2. Relevant equations
-Linear transformations
-Jordan decomposition

3. The attempt at a solution

Linear mapping can be written as
$$\mathcal{A} \begin{bmatrix} x_1 \\ x_2 \\ x_3 \\ \end{bmatrix} = \begin{bmatrix} x_1+x_2-x_3 \\ x_2+7x_3 \\ -x_3 \\ \end{bmatrix}$$

Matrix of linear operator $\mathcal{A}$ is $$T= \begin{bmatrix} 1 & 1 & -1 \\ 0 & 1 & 7 \\ 0 & 0 & -1 \\ \end{bmatrix}$$

Using Jordan decomposition method, it is possible to find $T,T^{-1}$ in terms of canonical basis.

How to strictly prove that $\mathcal{A}$ is invertible (without matrix computation)?

2. Dec 7, 2015

### Ray Vickson

This belongs in the "Precalculus" math forum, not the Advanced Physics forum.

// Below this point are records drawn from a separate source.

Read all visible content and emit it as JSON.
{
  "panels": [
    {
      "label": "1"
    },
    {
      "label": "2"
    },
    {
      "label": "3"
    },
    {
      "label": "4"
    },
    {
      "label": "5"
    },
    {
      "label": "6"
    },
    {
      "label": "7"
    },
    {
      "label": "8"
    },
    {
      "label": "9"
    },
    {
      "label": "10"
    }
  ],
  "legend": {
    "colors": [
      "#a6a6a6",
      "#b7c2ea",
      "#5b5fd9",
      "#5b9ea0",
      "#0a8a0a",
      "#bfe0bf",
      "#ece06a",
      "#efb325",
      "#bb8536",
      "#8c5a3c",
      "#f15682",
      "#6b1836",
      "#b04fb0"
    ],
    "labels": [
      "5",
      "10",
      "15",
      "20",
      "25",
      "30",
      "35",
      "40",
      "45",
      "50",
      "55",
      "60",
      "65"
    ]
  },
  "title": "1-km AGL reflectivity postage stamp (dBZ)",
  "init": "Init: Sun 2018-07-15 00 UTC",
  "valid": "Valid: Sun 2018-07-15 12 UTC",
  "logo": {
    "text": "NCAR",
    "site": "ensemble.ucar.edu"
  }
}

Anyway, you do not need to use matrices in this problem: you just want to show that ${\cal A}:\vec{x} \rightarrow \vec{y}$ can be inverted, which means there is a map ${\cal B}: \vec{y} \rightarrow \vec{x}$ with the property that $\vec{x} = {\cal B \, A} \vec{x}$. This amounts to simply solving the linear equations
$$x_1+x_2-x_3 =y_1, \: x_2+7x_3 = y_2, \: -x_3 = y_3$$
to determine the $x_i$ in terms of the $y_j$. That is a simple high-school algebra exercise.